Ceza Genel Kurulunun süreklilik kazanmış uygulamalarına göre şeklen direnme kararı verilmiş olsa dahi;
a) Bozma kararı doğrultusunda işlem yapmak,
b) Bozma kararında tartışılması gereken hususları tartışmak,
c) Bozma sonrasında yapılan araştırma, inceleme ya da toplanan yeni delillere dayanmak,
d) İlk kararda yer almayan ve daire denetiminden geçmemiş olan yeni ve değişik gerekçelerle veya sonradan yürürlüğe girip lehe hükümler içermekle uygulanması gereken yeni kanun normlarına dayanarak hüküm kurmak,
Suretiyle verilen hüküm, özde direnme kararı olmayıp, yeni bir hükümdür. Bu nitelikteki bir hükmün temyiz edilmesi halinde ise incelemenin Yargıtayın ilgili dairesi tarafından yapılması gerekmektedir.

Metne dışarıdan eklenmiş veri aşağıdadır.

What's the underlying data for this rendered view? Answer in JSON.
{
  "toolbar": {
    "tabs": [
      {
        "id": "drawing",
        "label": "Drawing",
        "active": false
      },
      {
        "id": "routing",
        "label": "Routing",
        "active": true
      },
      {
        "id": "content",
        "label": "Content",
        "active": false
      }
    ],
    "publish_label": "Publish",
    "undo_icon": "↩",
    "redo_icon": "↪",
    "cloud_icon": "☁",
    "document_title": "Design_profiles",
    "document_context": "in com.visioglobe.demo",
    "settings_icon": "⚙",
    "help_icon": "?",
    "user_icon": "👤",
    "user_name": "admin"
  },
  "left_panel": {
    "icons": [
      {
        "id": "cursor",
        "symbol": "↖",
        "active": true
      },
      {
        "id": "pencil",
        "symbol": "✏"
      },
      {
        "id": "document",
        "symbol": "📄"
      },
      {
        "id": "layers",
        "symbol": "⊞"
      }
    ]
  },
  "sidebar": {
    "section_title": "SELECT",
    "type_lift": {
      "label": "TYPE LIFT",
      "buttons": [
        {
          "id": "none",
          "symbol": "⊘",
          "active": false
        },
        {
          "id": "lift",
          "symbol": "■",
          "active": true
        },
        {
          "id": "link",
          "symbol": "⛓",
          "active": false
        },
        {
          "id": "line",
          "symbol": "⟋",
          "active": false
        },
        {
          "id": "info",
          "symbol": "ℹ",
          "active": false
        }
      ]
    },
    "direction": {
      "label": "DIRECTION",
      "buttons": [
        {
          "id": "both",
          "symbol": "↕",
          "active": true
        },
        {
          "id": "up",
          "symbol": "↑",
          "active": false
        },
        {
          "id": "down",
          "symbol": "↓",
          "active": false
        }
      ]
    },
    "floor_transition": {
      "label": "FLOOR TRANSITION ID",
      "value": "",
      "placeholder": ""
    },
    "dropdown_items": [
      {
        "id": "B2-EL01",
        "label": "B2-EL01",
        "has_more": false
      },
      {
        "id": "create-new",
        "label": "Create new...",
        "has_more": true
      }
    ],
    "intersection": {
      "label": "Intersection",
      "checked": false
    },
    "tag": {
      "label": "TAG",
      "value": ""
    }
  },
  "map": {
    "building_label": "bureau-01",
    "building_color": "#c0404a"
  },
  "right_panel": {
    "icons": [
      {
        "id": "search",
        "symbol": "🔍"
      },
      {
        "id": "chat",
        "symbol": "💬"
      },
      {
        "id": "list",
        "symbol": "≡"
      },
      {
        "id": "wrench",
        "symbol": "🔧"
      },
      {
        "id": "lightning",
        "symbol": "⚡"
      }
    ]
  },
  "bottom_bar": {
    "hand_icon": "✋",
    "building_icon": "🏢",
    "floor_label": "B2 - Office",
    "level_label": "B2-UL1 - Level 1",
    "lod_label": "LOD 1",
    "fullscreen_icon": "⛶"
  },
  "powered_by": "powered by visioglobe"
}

İncelenen dosya kapsamından;
Bozma sonrası yapılan yargılamada yerel mahkemece, 12.11.2015 tarihli tensip tutanağı ile sanığın bozmaya karşı diyeceklerinin sorulması için Konya Ağır Ceza Mahkemesine talimat yazılmasına karar verilerek bozmanın gereğinin yerine getirilmeye çalışıldığı, 15.01.2016 tarihli oturumda ise; talimatın bila ikmal iade edildiği belirtilerek, aleyhine olan bozma kararına karşı diyecekleri sorulmadan sanığın yokluğunda 21.04.2015 gün ve 58-112 sayılı hükümde direnilmesine karar verildiği anlaşılmaktadır.

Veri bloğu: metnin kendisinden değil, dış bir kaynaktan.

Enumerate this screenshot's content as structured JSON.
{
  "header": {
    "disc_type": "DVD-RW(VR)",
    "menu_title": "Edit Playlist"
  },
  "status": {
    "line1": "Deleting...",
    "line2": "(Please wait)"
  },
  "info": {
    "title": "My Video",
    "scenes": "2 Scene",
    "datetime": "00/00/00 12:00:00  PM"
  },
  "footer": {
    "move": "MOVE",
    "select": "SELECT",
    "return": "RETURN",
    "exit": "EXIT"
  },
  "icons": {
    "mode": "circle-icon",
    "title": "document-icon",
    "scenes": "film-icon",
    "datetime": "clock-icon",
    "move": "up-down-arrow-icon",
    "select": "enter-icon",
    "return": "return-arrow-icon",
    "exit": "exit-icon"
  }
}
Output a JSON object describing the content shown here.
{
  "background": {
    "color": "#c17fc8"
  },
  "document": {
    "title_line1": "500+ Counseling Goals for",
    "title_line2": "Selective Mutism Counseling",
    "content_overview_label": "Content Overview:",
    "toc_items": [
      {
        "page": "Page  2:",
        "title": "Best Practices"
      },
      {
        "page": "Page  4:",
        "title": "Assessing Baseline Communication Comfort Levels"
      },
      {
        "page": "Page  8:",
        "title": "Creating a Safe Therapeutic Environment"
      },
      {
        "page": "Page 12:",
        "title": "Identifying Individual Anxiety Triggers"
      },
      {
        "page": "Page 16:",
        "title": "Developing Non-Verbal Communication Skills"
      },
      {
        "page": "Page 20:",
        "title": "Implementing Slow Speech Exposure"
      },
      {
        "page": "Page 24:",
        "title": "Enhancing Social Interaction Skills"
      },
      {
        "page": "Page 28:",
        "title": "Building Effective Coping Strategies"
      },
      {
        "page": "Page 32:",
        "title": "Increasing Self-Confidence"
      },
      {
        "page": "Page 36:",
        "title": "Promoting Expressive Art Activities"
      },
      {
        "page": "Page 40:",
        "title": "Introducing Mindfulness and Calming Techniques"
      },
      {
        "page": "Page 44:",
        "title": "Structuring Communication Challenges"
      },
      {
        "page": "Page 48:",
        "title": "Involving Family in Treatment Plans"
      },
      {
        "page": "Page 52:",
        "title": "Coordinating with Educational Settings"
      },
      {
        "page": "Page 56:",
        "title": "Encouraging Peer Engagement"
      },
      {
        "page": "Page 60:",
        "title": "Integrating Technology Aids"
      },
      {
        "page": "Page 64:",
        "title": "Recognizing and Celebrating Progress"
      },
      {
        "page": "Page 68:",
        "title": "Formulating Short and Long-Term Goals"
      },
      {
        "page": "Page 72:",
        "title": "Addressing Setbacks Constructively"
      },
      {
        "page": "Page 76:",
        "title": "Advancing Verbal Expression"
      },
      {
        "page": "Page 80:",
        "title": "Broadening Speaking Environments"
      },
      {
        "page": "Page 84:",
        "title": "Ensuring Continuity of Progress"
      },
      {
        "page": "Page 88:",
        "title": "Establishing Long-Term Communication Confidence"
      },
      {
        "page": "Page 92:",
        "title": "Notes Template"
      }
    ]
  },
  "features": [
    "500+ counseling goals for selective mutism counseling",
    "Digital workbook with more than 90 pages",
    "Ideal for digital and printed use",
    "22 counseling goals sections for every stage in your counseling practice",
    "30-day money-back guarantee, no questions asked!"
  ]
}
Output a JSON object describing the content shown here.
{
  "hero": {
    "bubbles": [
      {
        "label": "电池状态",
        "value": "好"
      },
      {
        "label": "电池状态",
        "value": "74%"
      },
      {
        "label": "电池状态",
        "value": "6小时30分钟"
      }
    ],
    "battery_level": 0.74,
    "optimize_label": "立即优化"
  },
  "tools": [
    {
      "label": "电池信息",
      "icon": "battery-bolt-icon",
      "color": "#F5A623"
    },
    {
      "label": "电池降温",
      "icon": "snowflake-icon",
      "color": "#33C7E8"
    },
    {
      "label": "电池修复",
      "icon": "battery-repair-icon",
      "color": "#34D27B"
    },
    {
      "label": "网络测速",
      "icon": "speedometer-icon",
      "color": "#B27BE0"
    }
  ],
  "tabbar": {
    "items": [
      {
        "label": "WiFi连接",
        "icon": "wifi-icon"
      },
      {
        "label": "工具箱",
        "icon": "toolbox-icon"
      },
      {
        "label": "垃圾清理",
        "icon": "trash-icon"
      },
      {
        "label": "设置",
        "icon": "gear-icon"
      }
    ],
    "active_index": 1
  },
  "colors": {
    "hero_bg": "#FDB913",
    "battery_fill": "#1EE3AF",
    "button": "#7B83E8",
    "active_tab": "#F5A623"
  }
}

Bu itibarla, yerel mahkemenin son uygulaması direnme kararı niteliğinde olmayıp yeni hüküm niteliğindedir. Bu yeni hükmün doğrudan Ceza Genel Kurulunca ele alınması mümkün olmadığından, dosyanın temyiz incelemesi için Özel Daireye gönderilmesine karar verilmelidir.
SONUÇ:
Açıklanan nedenlerle,
İzmir 7. Ağır Ceza Mahkemesince verilen 15.01.2016 gün ve 386-10 sayılı karar yeni hüküm niteliğinde olduğundan, dosyanın temyiz incelemesi için Yargıtay 6. Ceza Dairesine gönderilmek üzere Yargıtay Cumhuriyet Başsavcılığına TEVDİİNE, 17.10.2017 tarihinde yapılan müzakerede oybirliğiyle karar verildi.